Flash & the iPad – Fundamental Problem
As a developer, I had pondered this very situation myself, but wasn’t sure if I was missing the point. When developing applications or websites for a traditional PC/Mac scenario, with a mouse and a screen, you rely on the user moving a mouse around the screen and clicking on interface elements, or “hovering” over the element. That’s the basic interaction paradigm. However, with touch screen devices, you do not have a mouse pointer and you do not have the “hover” interaction element.
A prime example is Safari on iPhone. A website that has dropdown menus for their navigation are a pain to use, because you cannot simply bring your mouse over the button and get the menu to show itself so you can continue. Why? Because there is no mouse in the touch screen device situation for this to work. So Safari on iPhone implemented a “long touch” that tries to help with this problem. But it still doesn’t solve the problem.
Now imagine yourself as a game developer, or a user playing a game. The games developed in Flash for traditional computers rely on the mouse, mouse movements, etc. As a touch screen device developer, you are watching for gestures, such as taps, pinches, etc. The simple fact being that games written in Flash currently on the web would barely work, if at all, if Apple allowed Flash on the iPad. It would be very frustrating, even putting the performance and battery life issues aside.
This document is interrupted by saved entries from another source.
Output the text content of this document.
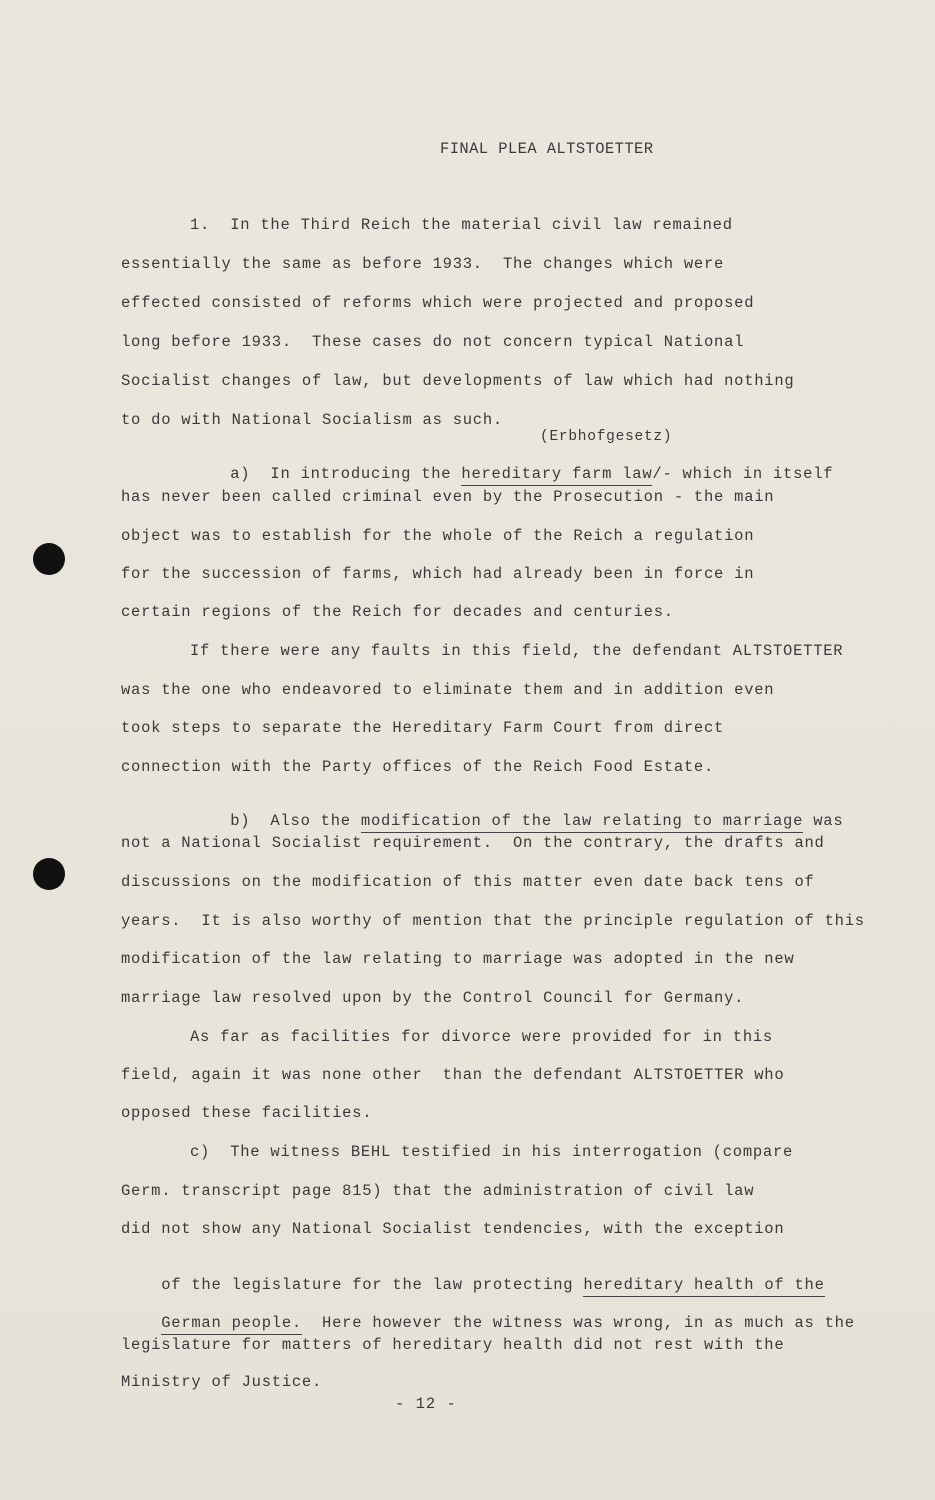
FINAL PLEA ALTSTOETTER
1.  In the Third Reich the material civil law remained
essentially the same as before 1933.  The changes which were
effected consisted of reforms which were projected and proposed
long before 1933.  These cases do not concern typical National
Socialist changes of law, but developments of law which had nothing
to do with National Socialism as such.
(Erbhofgesetz)

a)  In introducing the hereditary farm law/- which in itself

has never been called criminal even by the Prosecution - the main
object was to establish for the whole of the Reich a regulation
for the succession of farms, which had already been in force in
certain regions of the Reich for decades and centuries.
If there were any faults in this field, the defendant ALTSTOETTER
was the one who endeavored to eliminate them and in addition even
took steps to separate the Hereditary Farm Court from direct
connection with the Party offices of the Reich Food Estate.

b)  Also the modification of the law relating to marriage was

not a National Socialist requirement.  On the contrary, the drafts and
discussions on the modification of this matter even date back tens of
years.  It is also worthy of mention that the principle regulation of this
modification of the law relating to marriage was adopted in the new
marriage law resolved upon by the Control Council for Germany.
As far as facilities for divorce were provided for in this
field, again it was none other  than the defendant ALTSTOETTER who
opposed these facilities.
c)  The witness BEHL testified in his interrogation (compare
Germ. transcript page 815) that the administration of civil law
did not show any National Socialist tendencies, with the exception

of the legislature for the law protecting hereditary health of the

German people.  Here however the witness was wrong, in as much as the

legislature for matters of hereditary health did not rest with the
Ministry of Justice.
- 12 -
Is there a possible solution? Of course. Adobe could work on providing Flash developers with API access to touch events instead of a mouse driven model. But that still requires the software that has already been written and available to be rewritten. Not a very good solution, but the only one I see.
Roughly Drafted Magazine has published an article with a few more technical details and insight into the problem and I encourage you to read it. With all the buzz about Flash, HTML5 and Apple, the more educated you are on the matter, the better.